Things are going well. It’s been two weeks since Nora’s last tonic clonic seizure and almost two months since her last true waking myoclonic seizure (!).
We got the OK from the doctor to decrease her Depakote. He’s advocating a pretty cautious plan: a 25% decrease in medication for one month, then we’ll check in again. I feel conflicted about this. On one hand I understand the caution and am happy to have the decrease. On the other hand, why not decrease it as quickly as can be done safely? A month is a long time and other things (e.g., constipation, illness) can arise and cause more seizures, which would make it difficult to tell if it was the medication decrease or not.
But in any case, clearly she is developing fine while on Depakote, and has a good quality of life, so a slow wean schedule is not a bad plan in that sense.
After the last tonic-clonic we increased her diet ratio to 3.5 and their doesn’t appear to be any problems with that. Nora is eating well and in good spirits.
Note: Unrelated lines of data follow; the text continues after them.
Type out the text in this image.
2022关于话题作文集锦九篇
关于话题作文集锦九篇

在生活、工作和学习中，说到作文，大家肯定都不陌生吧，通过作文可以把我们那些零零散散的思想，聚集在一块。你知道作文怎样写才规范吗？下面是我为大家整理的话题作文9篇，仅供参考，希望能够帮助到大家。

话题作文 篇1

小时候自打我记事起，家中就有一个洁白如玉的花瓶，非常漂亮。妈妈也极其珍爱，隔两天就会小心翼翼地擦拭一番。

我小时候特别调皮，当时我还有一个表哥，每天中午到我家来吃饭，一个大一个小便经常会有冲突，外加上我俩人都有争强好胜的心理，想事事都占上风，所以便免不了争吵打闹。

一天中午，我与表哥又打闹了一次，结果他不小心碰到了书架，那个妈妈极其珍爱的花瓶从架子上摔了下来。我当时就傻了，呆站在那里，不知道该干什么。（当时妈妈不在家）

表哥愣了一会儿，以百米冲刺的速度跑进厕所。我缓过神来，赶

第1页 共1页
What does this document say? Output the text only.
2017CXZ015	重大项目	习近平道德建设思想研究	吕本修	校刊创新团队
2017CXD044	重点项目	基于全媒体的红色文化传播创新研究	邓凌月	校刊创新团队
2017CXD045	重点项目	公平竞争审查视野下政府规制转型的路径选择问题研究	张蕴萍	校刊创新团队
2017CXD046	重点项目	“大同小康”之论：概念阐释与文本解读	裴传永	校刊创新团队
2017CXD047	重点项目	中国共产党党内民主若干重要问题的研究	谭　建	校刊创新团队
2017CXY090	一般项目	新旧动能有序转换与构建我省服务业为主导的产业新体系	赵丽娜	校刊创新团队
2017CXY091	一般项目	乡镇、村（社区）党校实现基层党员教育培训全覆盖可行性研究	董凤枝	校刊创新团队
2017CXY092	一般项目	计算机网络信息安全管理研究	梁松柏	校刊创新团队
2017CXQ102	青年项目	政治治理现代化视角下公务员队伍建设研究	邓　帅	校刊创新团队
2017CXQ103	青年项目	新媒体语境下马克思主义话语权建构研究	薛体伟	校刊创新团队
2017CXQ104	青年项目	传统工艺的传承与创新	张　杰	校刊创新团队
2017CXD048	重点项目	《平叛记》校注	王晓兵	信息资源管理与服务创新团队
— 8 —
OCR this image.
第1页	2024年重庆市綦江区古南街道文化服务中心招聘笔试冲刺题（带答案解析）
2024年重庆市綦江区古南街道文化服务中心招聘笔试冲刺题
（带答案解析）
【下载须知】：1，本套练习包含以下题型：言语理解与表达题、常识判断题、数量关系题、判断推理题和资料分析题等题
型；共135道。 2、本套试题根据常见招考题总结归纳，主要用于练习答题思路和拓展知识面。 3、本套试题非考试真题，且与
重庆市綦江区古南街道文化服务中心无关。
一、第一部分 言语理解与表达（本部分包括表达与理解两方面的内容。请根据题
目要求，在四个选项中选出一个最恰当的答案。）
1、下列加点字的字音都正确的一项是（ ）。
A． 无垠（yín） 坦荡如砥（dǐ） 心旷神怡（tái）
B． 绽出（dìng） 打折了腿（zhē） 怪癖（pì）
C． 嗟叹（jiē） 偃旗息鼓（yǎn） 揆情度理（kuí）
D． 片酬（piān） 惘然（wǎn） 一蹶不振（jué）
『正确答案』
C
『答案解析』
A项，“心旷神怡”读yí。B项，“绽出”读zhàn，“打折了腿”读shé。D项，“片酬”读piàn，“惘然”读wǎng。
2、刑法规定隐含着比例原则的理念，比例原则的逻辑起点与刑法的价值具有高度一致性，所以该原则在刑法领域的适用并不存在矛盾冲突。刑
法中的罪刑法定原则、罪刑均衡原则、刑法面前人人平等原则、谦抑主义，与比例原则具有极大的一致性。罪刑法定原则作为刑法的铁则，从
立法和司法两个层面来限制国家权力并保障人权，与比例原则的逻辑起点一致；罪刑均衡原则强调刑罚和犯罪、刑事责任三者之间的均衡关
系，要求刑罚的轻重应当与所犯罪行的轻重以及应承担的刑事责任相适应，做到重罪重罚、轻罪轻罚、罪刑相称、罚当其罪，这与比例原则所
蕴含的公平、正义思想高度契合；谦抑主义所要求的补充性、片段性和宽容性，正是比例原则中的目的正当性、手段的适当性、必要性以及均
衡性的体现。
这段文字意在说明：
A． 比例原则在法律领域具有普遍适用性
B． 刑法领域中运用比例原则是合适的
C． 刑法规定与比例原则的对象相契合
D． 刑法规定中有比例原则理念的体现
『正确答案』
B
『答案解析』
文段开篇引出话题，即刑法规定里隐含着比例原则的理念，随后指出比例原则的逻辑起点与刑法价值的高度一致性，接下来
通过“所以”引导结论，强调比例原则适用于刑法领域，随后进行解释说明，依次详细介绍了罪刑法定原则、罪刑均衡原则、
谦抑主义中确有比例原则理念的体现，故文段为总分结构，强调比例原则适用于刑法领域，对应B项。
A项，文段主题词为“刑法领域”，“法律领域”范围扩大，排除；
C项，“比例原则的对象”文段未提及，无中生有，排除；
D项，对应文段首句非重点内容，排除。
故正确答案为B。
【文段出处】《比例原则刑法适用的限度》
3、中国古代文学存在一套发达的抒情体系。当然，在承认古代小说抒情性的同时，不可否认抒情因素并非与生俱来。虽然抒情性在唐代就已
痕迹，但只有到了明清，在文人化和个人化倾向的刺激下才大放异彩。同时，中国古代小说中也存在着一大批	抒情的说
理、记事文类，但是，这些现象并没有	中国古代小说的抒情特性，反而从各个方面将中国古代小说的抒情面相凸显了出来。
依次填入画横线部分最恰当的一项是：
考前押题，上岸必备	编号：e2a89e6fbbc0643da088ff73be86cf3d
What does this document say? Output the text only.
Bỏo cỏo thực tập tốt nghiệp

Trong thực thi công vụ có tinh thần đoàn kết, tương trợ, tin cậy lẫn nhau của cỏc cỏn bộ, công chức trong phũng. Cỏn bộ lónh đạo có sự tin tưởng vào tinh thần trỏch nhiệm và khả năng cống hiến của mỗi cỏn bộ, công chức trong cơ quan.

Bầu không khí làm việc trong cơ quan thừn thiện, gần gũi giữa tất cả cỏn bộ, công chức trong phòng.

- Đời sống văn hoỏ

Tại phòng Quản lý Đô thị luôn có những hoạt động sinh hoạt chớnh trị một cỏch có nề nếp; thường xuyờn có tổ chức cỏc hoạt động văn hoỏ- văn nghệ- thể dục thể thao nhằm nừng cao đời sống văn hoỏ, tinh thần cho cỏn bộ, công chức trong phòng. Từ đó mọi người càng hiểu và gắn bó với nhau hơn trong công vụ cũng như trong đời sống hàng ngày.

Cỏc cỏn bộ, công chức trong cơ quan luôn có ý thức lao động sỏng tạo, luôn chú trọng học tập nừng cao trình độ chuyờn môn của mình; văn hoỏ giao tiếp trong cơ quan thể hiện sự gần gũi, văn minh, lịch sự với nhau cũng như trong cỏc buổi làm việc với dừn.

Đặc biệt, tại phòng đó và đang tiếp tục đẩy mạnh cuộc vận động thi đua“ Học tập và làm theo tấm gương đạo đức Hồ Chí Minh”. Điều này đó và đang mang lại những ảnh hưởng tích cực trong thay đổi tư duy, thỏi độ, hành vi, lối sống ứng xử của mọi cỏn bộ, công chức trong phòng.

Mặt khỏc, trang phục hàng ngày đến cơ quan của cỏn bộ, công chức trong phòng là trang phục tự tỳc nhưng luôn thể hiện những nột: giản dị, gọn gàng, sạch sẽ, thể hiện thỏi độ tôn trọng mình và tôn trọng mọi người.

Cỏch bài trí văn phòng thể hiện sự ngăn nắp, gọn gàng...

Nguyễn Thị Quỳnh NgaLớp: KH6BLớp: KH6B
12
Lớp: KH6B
Christy and I spend 1-2 hours a day planning and preparing Nora’s meals. It’s a lot of time and effort, but we also have routines now. We have a spreadsheet set up to quickly calculate her typical meals. I am often struck by how well Nora eats. Yes, the diet is unbalanced in the sense it keeps Nora on a delicate knife-edge of ketosis: too much one way and she is out of ketosis, too much the other way and she will get sick from acidosis. But just looking at a plate of her prepared food it strikes me how well she eats: avocados, fresh sweet peppers, raspberries, apples, peanut butter loaded with vitamins and supplements, hot cocoa, tea and cream, coconut oil and cream cheese on a scone, string cheese, flax crackers. It’s all very healthy and high-quality food, especially considering the soda and fast-food many kids live on. It’s a lot of work, but I am so thankful we have this tool for her. I am so thankful we can feed her well while also protecting her from seizures.